The SPLC attorneys in the motion wrote that President Trump has subsequently “accused the SPLC of funding the Unite the Right rally in 2017 to make him ‘look bad’ and to ‘rig’ the 2020 election against him. And he claimed that if the SPLC were to be convicted of a crime, then his electoral loss would disappear.”

Claiming the DOJ indictment was “vindictive prosecution” and about quashing the SPLC’s First Amendment rights, the motion declared, “Claiming the SPLC made the President “look bad” or that the SPLC’s statements influenced the 2020 election also are not allegations of financial fraud.”

The motion also addresses Dhillon, a UVA Law grad, and said she had, “stated that the charges against the SPLC were ‘personal’ to her because she had seen friends ‘targeted’ by the organization. Putting aside the inappropriateness of a DOJ official admitting a case was brought for ‘personal’ reasons, this too is not an allegation of financial fraud.”

Although Acting U.S. Attorney General Todd Blanche said this investigation was started during the Biden Administration, the SPLC filing claims during discovery they’ve determined the investigation was actually started in 2018 during the first Trump Administration when Jeff Sessions was Attorney General.

CBS News reported back in May of this year that at the time, there were some tax issues that were being investigated, an investigation that continued into the Biden Administration when the FBI and IRS lawyers determined there were no tax laws violated.

The investigation at the time also found the bank accounts in question were created with bank employees who knew they were associated with the SPLC.

The motion contends that although the DOJ had closed the investigation after those determinations, the DOJ reopened the investigation as early as October 2025.

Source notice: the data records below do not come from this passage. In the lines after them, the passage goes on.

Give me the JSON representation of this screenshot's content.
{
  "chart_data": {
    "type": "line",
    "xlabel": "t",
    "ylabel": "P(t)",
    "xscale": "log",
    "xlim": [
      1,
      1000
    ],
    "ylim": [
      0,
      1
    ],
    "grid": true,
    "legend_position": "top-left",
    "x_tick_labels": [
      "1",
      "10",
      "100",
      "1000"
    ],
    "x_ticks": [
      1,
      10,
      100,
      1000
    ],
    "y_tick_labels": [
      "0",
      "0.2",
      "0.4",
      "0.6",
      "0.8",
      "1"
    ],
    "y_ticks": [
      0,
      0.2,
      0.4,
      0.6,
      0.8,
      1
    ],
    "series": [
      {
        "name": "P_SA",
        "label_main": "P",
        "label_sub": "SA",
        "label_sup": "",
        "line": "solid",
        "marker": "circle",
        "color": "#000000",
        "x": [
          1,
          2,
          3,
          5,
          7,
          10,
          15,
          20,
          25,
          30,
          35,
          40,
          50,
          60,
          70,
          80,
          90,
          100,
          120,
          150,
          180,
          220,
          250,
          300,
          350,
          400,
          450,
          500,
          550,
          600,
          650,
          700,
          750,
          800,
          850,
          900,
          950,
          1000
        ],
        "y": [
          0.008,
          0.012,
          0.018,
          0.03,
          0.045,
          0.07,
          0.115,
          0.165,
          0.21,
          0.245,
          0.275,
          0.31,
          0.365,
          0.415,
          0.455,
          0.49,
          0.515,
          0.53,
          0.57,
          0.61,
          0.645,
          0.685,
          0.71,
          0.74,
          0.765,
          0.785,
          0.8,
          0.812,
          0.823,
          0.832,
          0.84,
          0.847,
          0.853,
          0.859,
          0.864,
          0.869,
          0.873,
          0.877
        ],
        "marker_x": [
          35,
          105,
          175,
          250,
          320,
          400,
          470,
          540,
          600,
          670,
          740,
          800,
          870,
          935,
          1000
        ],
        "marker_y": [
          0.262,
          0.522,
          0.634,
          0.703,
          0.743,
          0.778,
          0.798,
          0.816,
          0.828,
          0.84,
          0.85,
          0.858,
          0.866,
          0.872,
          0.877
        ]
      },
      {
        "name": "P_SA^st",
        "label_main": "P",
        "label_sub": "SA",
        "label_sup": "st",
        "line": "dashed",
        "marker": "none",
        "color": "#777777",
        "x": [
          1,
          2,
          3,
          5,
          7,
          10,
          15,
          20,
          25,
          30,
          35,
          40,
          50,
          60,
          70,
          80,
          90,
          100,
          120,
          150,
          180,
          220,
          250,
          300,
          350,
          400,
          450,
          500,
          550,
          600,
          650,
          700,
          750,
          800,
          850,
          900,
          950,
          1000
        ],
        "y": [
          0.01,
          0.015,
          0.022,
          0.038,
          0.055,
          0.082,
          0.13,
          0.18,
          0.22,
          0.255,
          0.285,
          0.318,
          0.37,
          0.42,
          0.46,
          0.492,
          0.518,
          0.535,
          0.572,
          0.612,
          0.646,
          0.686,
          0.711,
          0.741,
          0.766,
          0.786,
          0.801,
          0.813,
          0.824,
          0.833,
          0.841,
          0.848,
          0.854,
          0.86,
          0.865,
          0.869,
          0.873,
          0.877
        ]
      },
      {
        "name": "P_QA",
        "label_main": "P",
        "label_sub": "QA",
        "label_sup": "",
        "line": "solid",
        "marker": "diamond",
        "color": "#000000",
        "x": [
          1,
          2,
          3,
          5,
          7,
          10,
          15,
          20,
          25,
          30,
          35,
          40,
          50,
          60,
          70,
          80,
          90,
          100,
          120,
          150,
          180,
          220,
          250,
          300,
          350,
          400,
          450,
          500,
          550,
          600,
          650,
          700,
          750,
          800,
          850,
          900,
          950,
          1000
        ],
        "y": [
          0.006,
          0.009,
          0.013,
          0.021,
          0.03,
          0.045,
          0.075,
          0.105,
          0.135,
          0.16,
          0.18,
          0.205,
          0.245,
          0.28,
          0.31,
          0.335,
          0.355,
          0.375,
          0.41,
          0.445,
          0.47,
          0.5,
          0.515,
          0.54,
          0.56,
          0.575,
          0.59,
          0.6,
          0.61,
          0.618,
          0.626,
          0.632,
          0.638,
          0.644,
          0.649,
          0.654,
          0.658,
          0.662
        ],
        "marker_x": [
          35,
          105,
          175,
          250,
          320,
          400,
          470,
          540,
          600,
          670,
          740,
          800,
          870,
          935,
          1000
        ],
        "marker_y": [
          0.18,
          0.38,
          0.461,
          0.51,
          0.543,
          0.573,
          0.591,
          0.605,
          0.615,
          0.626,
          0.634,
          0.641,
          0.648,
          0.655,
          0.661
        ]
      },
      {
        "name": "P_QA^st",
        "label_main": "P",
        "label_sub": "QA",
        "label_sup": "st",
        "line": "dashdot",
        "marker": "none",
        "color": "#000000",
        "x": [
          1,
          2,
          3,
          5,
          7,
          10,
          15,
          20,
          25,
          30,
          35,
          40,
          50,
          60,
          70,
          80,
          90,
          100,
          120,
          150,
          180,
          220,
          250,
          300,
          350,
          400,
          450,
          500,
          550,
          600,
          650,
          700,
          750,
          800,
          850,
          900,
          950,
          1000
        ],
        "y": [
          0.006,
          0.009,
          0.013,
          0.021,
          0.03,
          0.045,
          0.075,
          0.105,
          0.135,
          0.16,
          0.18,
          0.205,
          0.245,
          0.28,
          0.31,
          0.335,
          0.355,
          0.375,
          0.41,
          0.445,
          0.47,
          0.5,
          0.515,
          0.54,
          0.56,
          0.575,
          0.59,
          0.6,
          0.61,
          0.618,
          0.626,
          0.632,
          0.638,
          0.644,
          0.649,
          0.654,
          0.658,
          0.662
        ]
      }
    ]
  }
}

The motion also alleges a month before that happened, several conservative groups that had been included on the SPLC’s “Hate Map” sent a letter to Deputy White House Chief of Staff Stephen Miller seeking help from the Executive Branch.

Although the SPLC has found no direct link of Miller contacting the DOJ, SPLC attorneys asserted, “The (FBI) Incident Summary and Miller Letter closely track each other, sometime word-for-word.”

The motion includes an exhibit displaying the parallels in a table.

“To put it succinctly, the Justice Department’s justification for opening a ‘Full’ investigation into the SPLC in October 2025 — that led to the indictment in April 2026 — appears to be a rehashing of a letter sent by conservative groups to Stephen Miller complaining about being designated as hate groups by the SPLC,” the motion said. “Equally troubling is whether the investigation into the SPLC lacked independent predication altogether and instead was based upon copying or common sourcing from a political advocacy letter seeking Executive Branch action.”

“This showing is more than sufficient to dismiss the indictment or, at a minimum, order that the government provide discovery to explain the real origins for this investigation and the criminal charges,” the SPLC said in both the opening and closing of the motion document.

The government’s response to a “vindictive prosecution allegation,” in a filing, said, “The defendant’s motion to dismiss is an attempt to fit a square peg into a round hole. The Government is afforded broad prosecutorial discretion. For this reason, a defendant raising a claim of vindictive prosecution faces a heavy burden and may meet that burden only in the narrowest of circumstances.”